In 1763 the Countess moved a few miles north of Brighton to the village of Wivelsfield, where she took on the lease of Great Ote Hall, a small country house with 16th-century origins. In 1778 she started holding services there in a room which was converted into a chapel, and two years later she arranged for a purpose-built chapel to be constructed on a site about 1/4 mi to the northeast. A manse was built on the south side around the same time. A Sunday school was started at the chapel in 1887.

In the early 20th century the chapel was administered as part of the Congregational Church. In 1907 it was reported that it was being operated as a branch of the Congregational chapel at Haywards Heath, and five years later the minister in charge of the Congregational chapel at Plumpton was said to be looking after Ote Hall Chapel. It was still described as Congregational in 1940.

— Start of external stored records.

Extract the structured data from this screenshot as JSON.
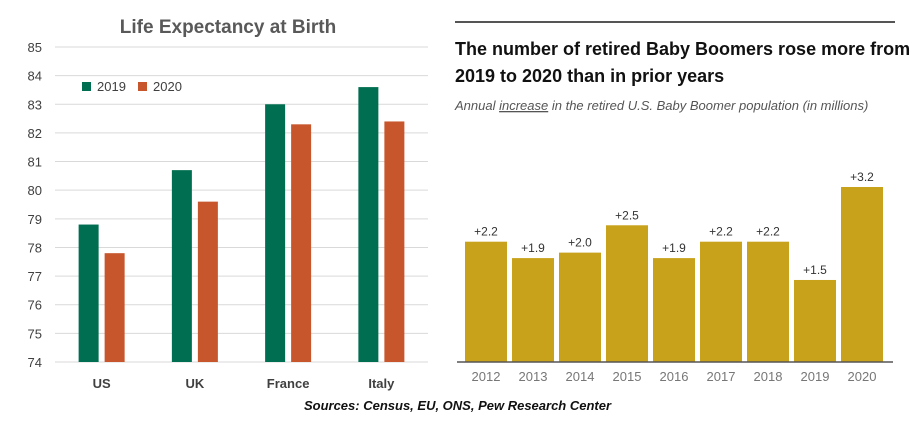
{
  "colors": {
    "series_2019": "#006F51",
    "series_2020": "#C7562C",
    "boomer_bar": "#C9A21C",
    "grid": "#D9D9D9",
    "rule": "#555555"
  },
  "chart_data": [
    {
      "type": "bar",
      "title": "Life Expectancy at Birth",
      "categories": [
        "US",
        "UK",
        "France",
        "Italy"
      ],
      "series": [
        {
          "name": "2019",
          "values": [
            78.8,
            80.7,
            83.0,
            83.6
          ]
        },
        {
          "name": "2020",
          "values": [
            77.8,
            79.6,
            82.3,
            82.4
          ]
        }
      ],
      "ylim": [
        74,
        85
      ],
      "yticks": [
        74,
        75,
        76,
        77,
        78,
        79,
        80,
        81,
        82,
        83,
        84,
        85
      ],
      "xlabel": "",
      "ylabel": "",
      "legend": "top-left",
      "grid": true
    },
    {
      "type": "bar",
      "title": "The number of retired Baby Boomers rose more from 2019 to 2020 than in prior years",
      "title_lines": [
        "The number of retired Baby Boomers rose more from",
        "2019 to 2020 than in prior years"
      ],
      "subtitle_before": "Annual ",
      "subtitle_emph": "increase",
      "subtitle_after": " in the retired U.S. Baby Boomer population (in millions)",
      "categories": [
        "2012",
        "2013",
        "2014",
        "2015",
        "2016",
        "2017",
        "2018",
        "2019",
        "2020"
      ],
      "values": [
        2.2,
        1.9,
        2.0,
        2.5,
        1.9,
        2.2,
        2.2,
        1.5,
        3.2
      ],
      "value_labels": [
        "+2.2",
        "+1.9",
        "+2.0",
        "+2.5",
        "+1.9",
        "+2.2",
        "+2.2",
        "+1.5",
        "+3.2"
      ],
      "ylim": [
        0,
        3.2
      ],
      "grid": false
    }
  ],
  "footer": {
    "sources": "Sources: Census, EU, ONS, Pew Research Center"
  }
}
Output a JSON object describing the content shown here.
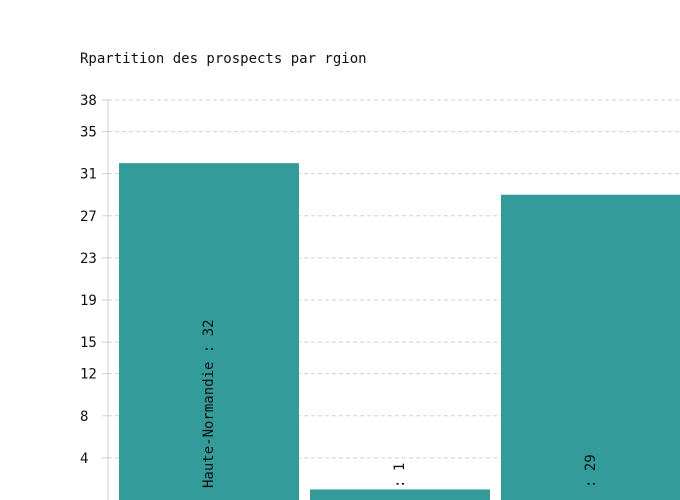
{
  "chart_data": {
    "type": "bar",
    "title": "Rpartition des prospects par rgion",
    "categories": [
      "Haute-Normandie",
      "",
      ""
    ],
    "values": [
      32,
      1,
      29
    ],
    "bar_labels": [
      "Haute-Normandie : 32",
      " : 1",
      " : 29"
    ],
    "ylim": [
      0,
      38
    ],
    "yticks": [
      4,
      8,
      12,
      15,
      19,
      23,
      27,
      31,
      35,
      38
    ],
    "grid": true,
    "legend": "none",
    "bar_color": "#339b99",
    "grid_color": "#cfcfcf"
  }
}
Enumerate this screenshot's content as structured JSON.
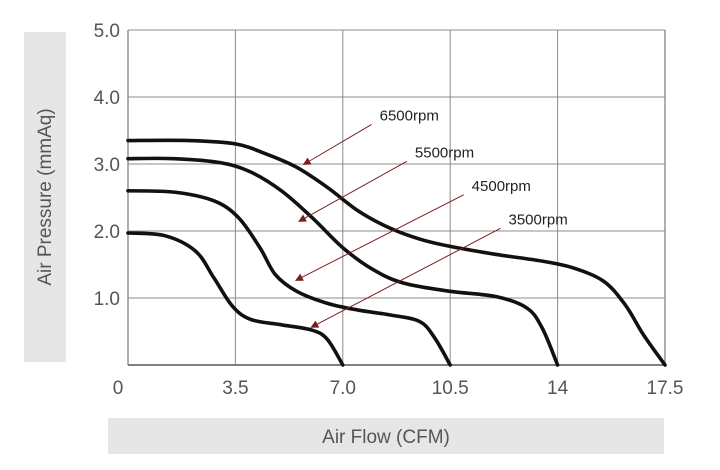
{
  "chart_data": {
    "type": "line",
    "xlabel": "Air Flow (CFM)",
    "ylabel": "Air Pressure (mmAq)",
    "xlim": [
      0,
      17.5
    ],
    "ylim": [
      0,
      5.0
    ],
    "x_tick_labels": [
      "0",
      "3.5",
      "7.0",
      "10.5",
      "14",
      "17.5"
    ],
    "y_tick_labels": [
      "1.0",
      "2.0",
      "3.0",
      "4.0",
      "5.0"
    ],
    "grid": true,
    "series": [
      {
        "name": "6500rpm",
        "points": [
          [
            0,
            3.35
          ],
          [
            2.0,
            3.35
          ],
          [
            3.5,
            3.3
          ],
          [
            4.5,
            3.15
          ],
          [
            5.5,
            2.95
          ],
          [
            6.5,
            2.65
          ],
          [
            7.5,
            2.3
          ],
          [
            8.5,
            2.05
          ],
          [
            9.5,
            1.88
          ],
          [
            10.5,
            1.77
          ],
          [
            12.0,
            1.65
          ],
          [
            13.5,
            1.55
          ],
          [
            14.5,
            1.45
          ],
          [
            15.5,
            1.25
          ],
          [
            16.2,
            0.9
          ],
          [
            16.8,
            0.45
          ],
          [
            17.5,
            0.0
          ]
        ]
      },
      {
        "name": "5500rpm",
        "points": [
          [
            0,
            3.08
          ],
          [
            1.5,
            3.08
          ],
          [
            3.0,
            3.02
          ],
          [
            4.0,
            2.88
          ],
          [
            5.0,
            2.6
          ],
          [
            6.0,
            2.2
          ],
          [
            7.0,
            1.75
          ],
          [
            8.0,
            1.42
          ],
          [
            9.0,
            1.22
          ],
          [
            10.5,
            1.1
          ],
          [
            12.0,
            1.02
          ],
          [
            13.0,
            0.85
          ],
          [
            13.5,
            0.55
          ],
          [
            14.0,
            0.0
          ]
        ]
      },
      {
        "name": "4500rpm",
        "points": [
          [
            0,
            2.6
          ],
          [
            1.5,
            2.58
          ],
          [
            2.8,
            2.45
          ],
          [
            3.6,
            2.2
          ],
          [
            4.3,
            1.75
          ],
          [
            4.8,
            1.35
          ],
          [
            5.5,
            1.1
          ],
          [
            6.5,
            0.92
          ],
          [
            7.5,
            0.82
          ],
          [
            8.5,
            0.75
          ],
          [
            9.5,
            0.65
          ],
          [
            10.0,
            0.4
          ],
          [
            10.5,
            0.0
          ]
        ]
      },
      {
        "name": "3500rpm",
        "points": [
          [
            0,
            1.97
          ],
          [
            1.2,
            1.93
          ],
          [
            2.2,
            1.7
          ],
          [
            2.8,
            1.3
          ],
          [
            3.4,
            0.88
          ],
          [
            4.0,
            0.68
          ],
          [
            5.0,
            0.6
          ],
          [
            6.0,
            0.52
          ],
          [
            6.5,
            0.38
          ],
          [
            7.0,
            0.0
          ]
        ]
      }
    ],
    "annotations": [
      {
        "text": "6500rpm",
        "series": "6500rpm",
        "text_x": 8.2,
        "text_y": 3.65,
        "arrow_x": 5.75,
        "arrow_y": 3.0
      },
      {
        "text": "5500rpm",
        "series": "5500rpm",
        "text_x": 9.35,
        "text_y": 3.1,
        "arrow_x": 5.6,
        "arrow_y": 2.15
      },
      {
        "text": "4500rpm",
        "series": "4500rpm",
        "text_x": 11.2,
        "text_y": 2.6,
        "arrow_x": 5.5,
        "arrow_y": 1.27
      },
      {
        "text": "3500rpm",
        "series": "3500rpm",
        "text_x": 12.4,
        "text_y": 2.1,
        "arrow_x": 6.0,
        "arrow_y": 0.57
      }
    ],
    "colors": {
      "curve": "#111111",
      "arrow": "#7a1f1f",
      "grid": "#8c8c8c",
      "axis_band": "#e6e6e6"
    }
  }
}
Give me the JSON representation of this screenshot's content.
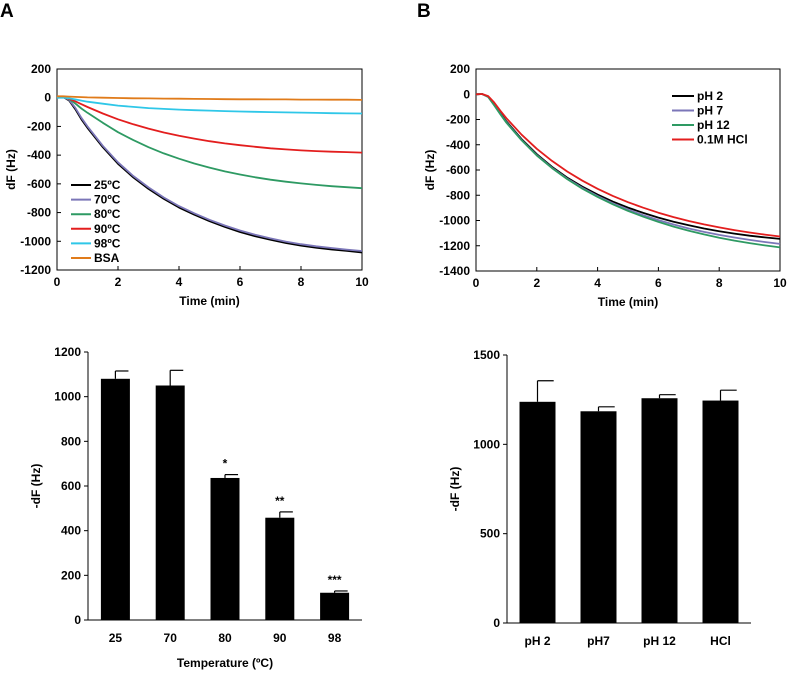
{
  "panels": {
    "a": "A",
    "b": "B"
  },
  "chart_data": [
    {
      "id": "temp-curves",
      "type": "line",
      "title": "",
      "xlabel": "Time (min)",
      "ylabel": "dF (Hz)",
      "xlim": [
        0,
        10
      ],
      "ylim": [
        -1200,
        200
      ],
      "xticks": [
        "0",
        "2",
        "4",
        "6",
        "8",
        "10"
      ],
      "yticks": [
        "200",
        "0",
        "-200",
        "-400",
        "-600",
        "-800",
        "-1000",
        "-1200"
      ],
      "x": [
        0,
        0.2,
        0.4,
        0.6,
        0.8,
        1,
        1.5,
        2,
        2.5,
        3,
        3.5,
        4,
        4.5,
        5,
        5.5,
        6,
        6.5,
        7,
        7.5,
        8,
        8.5,
        9,
        9.5,
        10
      ],
      "series": [
        {
          "name": "25ºC",
          "color": "#000000",
          "values": [
            0,
            5,
            -20,
            -80,
            -150,
            -210,
            -345,
            -460,
            -555,
            -635,
            -705,
            -765,
            -815,
            -860,
            -900,
            -935,
            -965,
            -990,
            -1012,
            -1030,
            -1045,
            -1057,
            -1067,
            -1078
          ]
        },
        {
          "name": "70ºC",
          "color": "#7b76b8",
          "values": [
            0,
            5,
            -15,
            -70,
            -140,
            -200,
            -335,
            -450,
            -545,
            -625,
            -695,
            -755,
            -805,
            -850,
            -890,
            -925,
            -955,
            -980,
            -1002,
            -1020,
            -1035,
            -1047,
            -1058,
            -1068
          ]
        },
        {
          "name": "80ºC",
          "color": "#2e9a63",
          "values": [
            0,
            3,
            -10,
            -40,
            -75,
            -105,
            -175,
            -240,
            -295,
            -345,
            -388,
            -425,
            -458,
            -487,
            -513,
            -535,
            -554,
            -571,
            -585,
            -597,
            -607,
            -616,
            -623,
            -630
          ]
        },
        {
          "name": "90ºC",
          "color": "#e31e1e",
          "values": [
            0,
            2,
            -8,
            -25,
            -45,
            -65,
            -110,
            -150,
            -185,
            -215,
            -242,
            -265,
            -285,
            -303,
            -318,
            -331,
            -342,
            -352,
            -360,
            -367,
            -372,
            -376,
            -379,
            -382
          ]
        },
        {
          "name": "98ºC",
          "color": "#2fc7e8",
          "values": [
            0,
            1,
            -5,
            -12,
            -20,
            -28,
            -42,
            -55,
            -64,
            -72,
            -78,
            -83,
            -87,
            -90,
            -93,
            -96,
            -98,
            -100,
            -102,
            -104,
            -106,
            -108,
            -109,
            -110
          ]
        },
        {
          "name": "BSA",
          "color": "#e07b1a",
          "values": [
            10,
            10,
            8,
            6,
            4,
            2,
            0,
            -2,
            -4,
            -5,
            -6,
            -7,
            -8,
            -9,
            -10,
            -11,
            -11,
            -12,
            -12,
            -13,
            -13,
            -14,
            -14,
            -15
          ]
        }
      ],
      "legend": "bottom-left"
    },
    {
      "id": "ph-curves",
      "type": "line",
      "title": "",
      "xlabel": "Time (min)",
      "ylabel": "dF (Hz)",
      "xlim": [
        0,
        10
      ],
      "ylim": [
        -1400,
        200
      ],
      "xticks": [
        "0",
        "2",
        "4",
        "6",
        "8",
        "10"
      ],
      "yticks": [
        "200",
        "0",
        "-200",
        "-400",
        "-600",
        "-800",
        "-1000",
        "-1200",
        "-1400"
      ],
      "x": [
        0,
        0.2,
        0.4,
        0.6,
        0.8,
        1,
        1.5,
        2,
        2.5,
        3,
        3.5,
        4,
        4.5,
        5,
        5.5,
        6,
        6.5,
        7,
        7.5,
        8,
        8.5,
        9,
        9.5,
        10
      ],
      "series": [
        {
          "name": "pH 2",
          "color": "#000000",
          "values": [
            0,
            2,
            -20,
            -80,
            -150,
            -215,
            -355,
            -475,
            -575,
            -660,
            -732,
            -795,
            -850,
            -898,
            -940,
            -977,
            -1010,
            -1038,
            -1063,
            -1085,
            -1104,
            -1120,
            -1134,
            -1146
          ]
        },
        {
          "name": "pH 7",
          "color": "#7b76b8",
          "values": [
            0,
            2,
            -22,
            -85,
            -155,
            -222,
            -362,
            -482,
            -582,
            -668,
            -742,
            -807,
            -864,
            -914,
            -958,
            -997,
            -1032,
            -1063,
            -1090,
            -1114,
            -1135,
            -1154,
            -1170,
            -1185
          ]
        },
        {
          "name": "pH 12",
          "color": "#2e9a63",
          "values": [
            0,
            2,
            -22,
            -88,
            -158,
            -225,
            -365,
            -485,
            -585,
            -672,
            -748,
            -813,
            -872,
            -924,
            -970,
            -1011,
            -1048,
            -1081,
            -1110,
            -1136,
            -1159,
            -1179,
            -1197,
            -1213
          ]
        },
        {
          "name": "0.1M HCl",
          "color": "#e31e1e",
          "values": [
            0,
            2,
            -15,
            -65,
            -130,
            -190,
            -320,
            -432,
            -528,
            -612,
            -685,
            -749,
            -805,
            -855,
            -899,
            -938,
            -973,
            -1004,
            -1031,
            -1055,
            -1076,
            -1095,
            -1112,
            -1127
          ]
        }
      ],
      "legend": "top-right"
    },
    {
      "id": "temp-bars",
      "type": "bar",
      "title": "",
      "xlabel": "Temperature (ºC)",
      "ylabel": "-dF (Hz)",
      "ylim": [
        0,
        1200
      ],
      "yticks": [
        "1200",
        "1000",
        "800",
        "600",
        "400",
        "200",
        "0"
      ],
      "categories": [
        "25",
        "70",
        "80",
        "90",
        "98"
      ],
      "values": [
        1080,
        1050,
        636,
        458,
        122
      ],
      "errors": [
        35,
        68,
        15,
        26,
        8
      ],
      "significance": [
        "",
        "",
        "*",
        "**",
        "***"
      ],
      "color": "#000000"
    },
    {
      "id": "ph-bars",
      "type": "bar",
      "title": "",
      "xlabel": "",
      "ylabel": "-dF (Hz)",
      "ylim": [
        0,
        1500
      ],
      "yticks": [
        "1500",
        "1000",
        "500",
        "0"
      ],
      "categories": [
        "pH 2",
        "pH7",
        "pH 12",
        "HCl"
      ],
      "values": [
        1238,
        1185,
        1258,
        1245
      ],
      "errors": [
        118,
        25,
        20,
        58
      ],
      "color": "#000000"
    }
  ]
}
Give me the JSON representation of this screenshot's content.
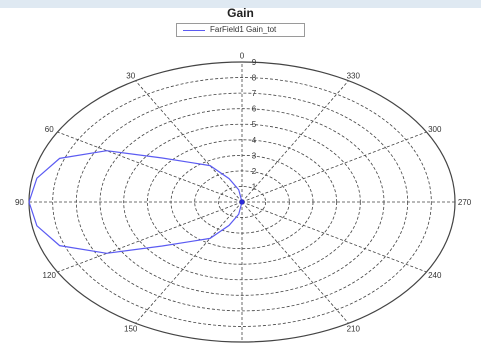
{
  "chart_data": {
    "type": "polar",
    "title": "Gain",
    "legend": {
      "position": "top",
      "entries": [
        "FarField1 Gain_tot"
      ]
    },
    "angular_axis": {
      "ticks": [
        0,
        30,
        60,
        90,
        120,
        150,
        180,
        210,
        240,
        270,
        300,
        330
      ],
      "zero_at": "top",
      "direction": "counterclockwise"
    },
    "radial_axis": {
      "range": [
        0,
        9
      ],
      "ticks": [
        1,
        2,
        3,
        4,
        5,
        6,
        7,
        8,
        9
      ]
    },
    "grid": true,
    "series": [
      {
        "name": "FarField1 Gain_tot",
        "color": "#5b5bf2",
        "theta_deg": [
          0,
          10,
          20,
          30,
          40,
          50,
          60,
          70,
          80,
          90,
          100,
          110,
          120,
          130,
          140,
          150,
          160,
          170,
          180,
          190,
          200,
          210,
          220,
          230,
          240,
          250,
          260,
          270,
          280,
          290,
          300,
          310,
          320,
          330,
          340,
          350
        ],
        "r": [
          0,
          0.8,
          1.6,
          2.7,
          3.3,
          4.4,
          6.6,
          8.2,
          8.8,
          9.0,
          8.8,
          8.2,
          6.6,
          4.4,
          3.3,
          2.7,
          1.6,
          0.8,
          0,
          0,
          0,
          0,
          0,
          0,
          0,
          0,
          0,
          0,
          0,
          0,
          0,
          0,
          0,
          0,
          0,
          0
        ]
      }
    ]
  }
}
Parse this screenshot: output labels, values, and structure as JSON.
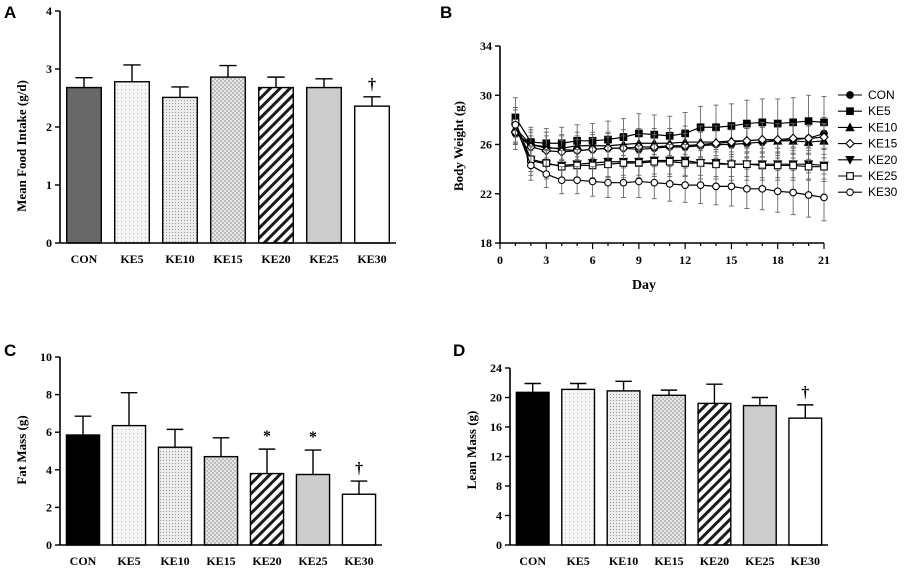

Ote Hall Chapel was listed at Grade II by English Heritage on 20 August 1965. Such buildings are defined as "nationally important and of special interest". As of February 2001, it was one of 1,162 Grade II listed buildings and 1,250 listed buildings of all grades in the district of Lewes, the local government district in which Wivelsfield is located. It is the second oldest Countess of Huntingdon's Connexion chapel to survive in religious use: it was a daughter church of the Connexion's original chapel in Brighton, which opened in 1761 behind the house where the Countess was then living.

==Architecture==
Ote Hall Chapel has been described as resembling "a small box". The walls of the chapel are of dark grey glazed bricks with some red-brick dressings. The façade, which faces west and is quite broad, has two arched windows with glazing bars. The original entrance, also arched, was set between these windows but is now blocked; a new entrance, set in a gabled porch, was built on the north side in the late 19th century. The back (east) wall also has two arched windows. The roof is hipped and laid with tiles; below it is a cornice supported on modillions. A manse, built around the same time as the chapel, originally adjoined at the south end, but in 1956 it was demolished and replaced with the present church hall.

==Administration==
Ote Hall Chapel is registered for worship in accordance with the Places of Worship Registration Act 1855; its number on the register is 33050. It was registered for the solemnisation of marriages in accordance with the Marriage Act 1836 on 28 December 1891. As of , it is one of 22 churches in England that are part of the Countess of Huntingdon's Connexion. The counties of East and West Sussex are the denomination's hotbed: other Connexion chapels in Sussex are at Bells Yew Green, Bolney, Copthorne, Eastbourne (South Street Free Church), Hailsham, Shoreham-by-Sea and Turners Hill.

There is a morning service every Sunday at 11.00am, and on two Sundays each month the chapel also holds an evening service.